La scrupulosité de Maylis de Kerangal est à la fois la force et la faiblesse de ce récit, parce qu'elle porte le sujet dans toute sa gravité, mais n'apporte pas l'élan qu'il faut pour le dépasser. Ainsi le livre se termine de façon abrupte, par ce que les anglo-saxons appelleraient un anticlimax, comme si la vérité documentaire éteignait la tension romanesque. À tel point que je me suis demandé s'il manquait un fichier. On a alors envie d'ouvrir la fenêtre, et l'air s'engouffre dans la voiture, fait voler les papiers et les canettes qui se remettent à faire gling-gling, dissipant à peine la lourde tension qui nous tient maintenant éveillé, nous évite l'accident et la nécessité de Réparer les vivants, selon le processus que nous raconte Maylis de Kerangal dans cette collection Écoutez lire, chez Gallimard.  

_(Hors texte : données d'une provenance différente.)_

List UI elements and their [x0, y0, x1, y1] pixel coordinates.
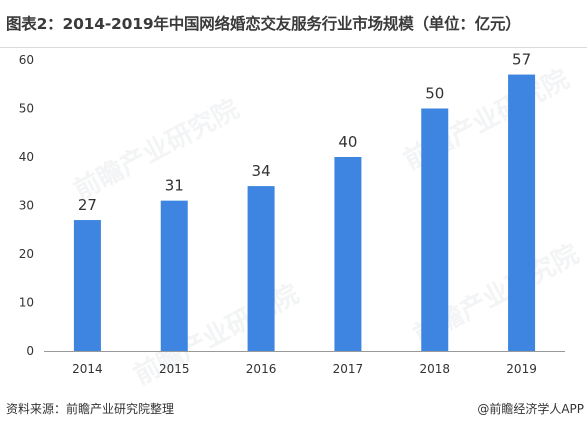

La chronique audio est disponible ici, et vous aurez reconnu en font sonore greatings from Tuskan, dont je réutilise ici le morceau beautifully painful.

TL ; DR : Maylis de Kerangal décrit, dans Réparer les vivants, les étapes d'un don d'organe. Très documenté, mais trop monochrome triste pour être tout à fait touchant.